How Lego Patents Helped Build a Toy Empire, Brick by Brick
The Danish toy company invented its basic brick, then designed a toddler-friendly version, before adding mini figures to the mix
In the continuing saga of Lucy Wyldstyle and Emmet Brickowski, Earth is overrun by rather large plastic bricks that lay waste to the planet. The invaders keep attacking and “Ar-mom-ageddon” is threatened unless peace is restored. What is Bricksburg to do?
That’s the premise of “The Lego Movie 2: The Second Part,” which premieres in theaters nationwide February 8. The very tongue-in-cheek animated film features an impressive lineup of voice actors, including Chris Pratt, Elizabeth Banks, Will Arnett, Nick Offerman, Will Ferrell and Maya Rudolph.
Of course, the real stars are the Lego bricks themselves. They are everywhere in the imaginary world created by brother and sister Finn and Bianca, who struggle with each other for toyland domination.
Lego Duplo, larger bricks designed for little hands, are the attacking force that wreak havoc on Bricksburg, which is constructed of the smaller Lego classic bricks. Lego figures are the inhabitants who must avoid the annihilation of “Ar-mom-ageddon” – what mom will do if Finn and Bianca don’t stop fighting.
This newest installment in the Lego movie franchise is all made possible by the enduring popularity of the interlocking plastic brick system that has captivated the imaginations of young and old alike for decades.
The interlocking toy system was the brainchild of Godtfred Kirk Christiansen, son of a Danish toymaker. His father Ole started the company in 1932 and named it Lego—a twist of the Danish words leg godt, meaning “play well.” Their first plastic bricks, modeled on an earlier British design, were not very popular until Godtfred hit upon the idea of actually inventing a system of compatible toys.
Christiansen first received a U.S. patent for a “toy building brick” in 1961. That original design of a rectangular plastic piece with eight “primary projections” (studs) on the top and three “secondary projections” (tubes) underneath is virtually unchanged in nearly six decades.
Those “projections” were crucial in allowing the pieces to lock together while unlocking an infinite combination of construction possibilities. Suddenly, children—and, yes, adults too—could unleash their imaginations in assembling Lego bricks in countless configurations.
“Before Lego, there really was no system of toys that worked together,” says Will Reed, a Lego expert who writes for The Brick Blogger. “The versatility of this system lets the user build just about anything they can dream of: a dinosaur, car, building, even something that only exists in the world of tomorrow.”
Intended to serve much younger consumers whose tinier hands were challenged by the smaller pieces, Duplo bricks were twice the size of the original parts, hence the Duplo name (for a short time, Lego also attempted to market Quatro bricks, which were four times as large). The key to success with this line extension, which debuted 50 years ago, was the fact the tubes on the original bricks plugged into the hollow studs on the top of the bigger bricks, providing a truly integrated system that Lego patented in 1971.

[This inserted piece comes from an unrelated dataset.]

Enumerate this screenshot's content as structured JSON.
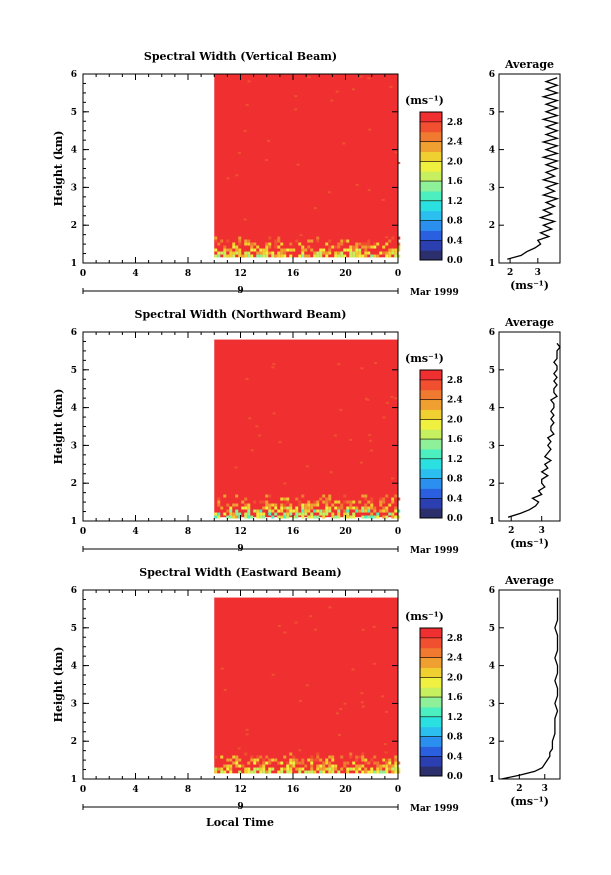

“Many builders of large-scale Lego models will use Duplo bricks for fill,” Reed says. “If you are working on, say, a mountain, you can use the large pieces on the inside. The pieces easily connect with the regular Lego bricks, so the design is seamless.”
In 1979, Christiansen received a design patent for the Lego character—known simply as a “toy figure.” Complete with movable arms and legs, it suddenly introduced an entirely new dimension to the franchise. Now fans could include people to their creations, adding a human element to the three-dimensional fantasy worlds they fashioned from those colorful plastic pieces.
That pushed Lego into a whole new world of development. Faceless and following a basic human form at first, the toy figures soon acquired identities and professions so they could enhance the multitude of themed products that were being introduced. Now there were firemen with kits for fire engines and firehouses, policemen with squad cars, and so on.
Over time, the figure even acquired gender. At first, Lego introduced token characters—a female pirate in a pirate-themed set, for instance. Then, Lego realized they were missing out on a lucrative girls market, so, in 2012, the hotly debated “Lego Friends” kits launched with some stereotypically female settings. Lego would eventually introduce female characters as scientists, police and other historically male-dominated roles.
Of course, the human figure attracted the attention of Hollywood and led to the creation of those very successful Lego movies. Now the characters had distinct voices and quirky mannerisms—while using clever catchphrases—that helped bolster popularity and sales of licensed kits to coincide with movie releases.
“Lego is as relevant today as it was when it was first introduced,” Reed says. “The company has worked hard to expand the line and keep it current with consumers. Their efforts are aimed at making sure Lego brand toys will not become obsolete."